There is sound sense behind all these steps, and good reasons why no qualified SRS surgeon will accept you if you skip any of them. For one thing, this five-step process allows you to explore your emerging womanhood one step at a time. Thus you spend a few months with a therapist exploring whether or not this is the right path--before beginning trying hormones and electrolysis. Then come more serious steps like cosmetic surgery and living full-time in the role of a woman. Last comes the most irrevocable step--sex reassignment surgery itself.

There is another rationale for this process as well. According to psychotherapists who have studied transexuals, your essential self is--and always has been--female. Since you have always belonged mentally and emotionally to the female gender, it isn't your gender that is changed during surgery, hormones and the rest of the reassignment process, but your physical body and sexual organs. Hence the term "sex reassignment" surgery. Therefore, each required step in the entire sex change process--from seeing a psychotherapist, through working with an endocrinologist and electrologist, to breast augmentation and the final reconfiguration of the genitalia--is viewed as an essential step in one long therapeutic procedure. A procedure intended to heal the discontinuity between your gender and your body's sexual anatomy. However, a sex change doesn't just involve bringing your body into correspondence with your psyche. After years of being "raised" and perceived as a male, it involves changes in your psychology and emotions as well. Thus the need for living in the role beforehand, along with the guidance and support of a qualified therapist.

(For more on this subject see "The Harry Benjamin Standards of Care" Appendix II.)

How do I find a supportive therapist?

From beginning to end of your transition from male to female, your most valuable resource will be your MtF sisters--especially those who are farther along the path than you. If you want to know where to get started, how to find a psychotherapist, the name of the best endocrinologist in town (or the cheapest), which plastic surgeons to see--even simple things like where to buy clothes and who gives makeup lessons for girls like you--it's other transwomen like you who can supply the answers. There are hundreds in every major city who are thinking about having, or have already had, SRS. They have gone through this process step-by-step, and will be delighted to share what they have learned with you. They consider themselves your sisters (in the same way that "genetic" women consider themselves each other's sisters), and you should begin to think of yourself as part of a very special sisterhood too.
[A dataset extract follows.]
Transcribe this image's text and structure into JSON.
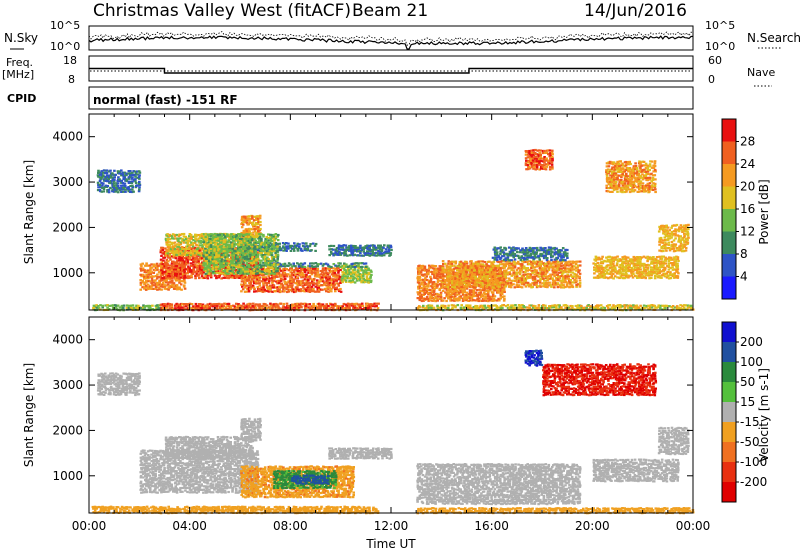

It's easy to locate your sisters. There are support groups for MtF identified individuals everywhere. They will be eager to welcome you and assist in your progress. (You can locate the nearest by contacting one of the national organizations listed in Appendix III.) Or, you might try calling the nearest gay and lesbian community center, as they generally liaison with, and will know of, local transgender groups.

How expensive is sex change surgery?

Actually, SRS itself is relatively inexpensive. Surgeons can give you a vagina, vulva and clitoris--so realistic that even gynecologists can't tell the difference without a very close examination--for less than the price of a mid-sized car (and that's a heck of a bargain in any transwoman's book). Currently SRS clinics charge $9000 to $35,000 for the operation, depending on which procedures they use and their location. Many fine clinics outside the US charge less, for instance, than U.S. surgeons. (See Chapter 6 for more on SRS and its costs.)

Note: While SRS itself can be relatively inexpensive--as with a new car, the ancillary options, such as breast enhancement, electrolysis and cosmetic surgery--can run the final price tag up quite a bit. In 90% of all cases, it is not covered by health insurance policies.